Anticancer and antibacterial activity of the cellulose nanocrystals modified by cyclodextrin and loaded by propolis.

Nanocrystals have great potential as improved drug carriers due to their low cost, high biodegradability, and biocompatibility. Thus, cellulose nanocrystals (CNCs) are particularly suitable for enhanced antibacterial and anticancer therapy. In this research, we report the green synthesis of β-cyclodextrin-functionalized cellulose nanocrystals (β-CD/CNCs) from pistachio shells as a carrier material for propolis, as well as the determination of its antibacterial and anticancer properties. The β-CD/CNCs were characterized using Fourier transform infrared (FTIR) spectroscopy, field emission scanning electron microscopy (FE-SEM), transmission electron microscopy (TEM), and X-ray diffraction (XRD). FTIR analyses indicated the successful attachment of β-cyclodextrin to the cellulose nanocrystals.
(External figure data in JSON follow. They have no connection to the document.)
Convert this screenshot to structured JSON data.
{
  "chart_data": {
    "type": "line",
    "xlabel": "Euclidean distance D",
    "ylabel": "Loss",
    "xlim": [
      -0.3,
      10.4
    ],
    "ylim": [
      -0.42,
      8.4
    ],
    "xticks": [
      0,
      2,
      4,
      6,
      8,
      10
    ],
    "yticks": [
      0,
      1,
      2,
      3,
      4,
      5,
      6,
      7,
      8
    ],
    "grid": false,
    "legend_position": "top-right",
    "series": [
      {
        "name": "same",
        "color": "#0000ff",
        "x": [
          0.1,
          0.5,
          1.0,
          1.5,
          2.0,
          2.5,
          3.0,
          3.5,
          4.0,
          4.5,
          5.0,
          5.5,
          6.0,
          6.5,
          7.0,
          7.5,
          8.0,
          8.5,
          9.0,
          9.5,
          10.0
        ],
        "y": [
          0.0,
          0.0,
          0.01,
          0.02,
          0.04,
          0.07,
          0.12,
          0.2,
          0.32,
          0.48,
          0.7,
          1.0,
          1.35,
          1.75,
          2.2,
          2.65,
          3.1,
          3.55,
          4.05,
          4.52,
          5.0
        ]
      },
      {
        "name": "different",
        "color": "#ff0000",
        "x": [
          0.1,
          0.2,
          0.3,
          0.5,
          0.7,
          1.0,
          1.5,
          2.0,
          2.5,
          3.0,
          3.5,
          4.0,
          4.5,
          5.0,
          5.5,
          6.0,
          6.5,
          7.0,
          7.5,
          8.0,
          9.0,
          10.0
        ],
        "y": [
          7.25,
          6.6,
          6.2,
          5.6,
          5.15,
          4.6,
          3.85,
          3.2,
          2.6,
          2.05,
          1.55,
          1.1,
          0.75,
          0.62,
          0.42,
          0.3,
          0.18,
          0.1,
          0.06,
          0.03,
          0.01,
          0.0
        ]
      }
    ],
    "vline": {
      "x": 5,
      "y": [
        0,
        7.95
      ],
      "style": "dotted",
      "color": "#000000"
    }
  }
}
FE-SEM and TEM images of β-CD/CNCs exhibited rod-shaped morphology, while the XRD pattern revealed the crystal structure of β-CD/CNCs. The chemical composition of the propolis extract was investigated using GC-MS analysis. The incorporation of the propolis extract into the β-CD/CNCs was achieved with 10% encapsulation using the differential weighing method. Subsequently, the antibacterial and anticancer properties of the propolis-loaded β-CD/CNCs were determined. The antibacterial activity was assessed using the disk diffusion method (Kirby-Bauer method) and minimum inhibitory concentration (MIC) determination by the dilution method (DM). The anticancer properties were evaluated using MTT and flow cytometry assays on two liver cell lines (HepG2 and L929). The results demonstrated that the propolis loaded in β-CD/CNCs exhibited better antibacterial and anticancer activity than free propolis. Therefore, β-CD/CNCs can be suggested as a suitable carrier for propolis.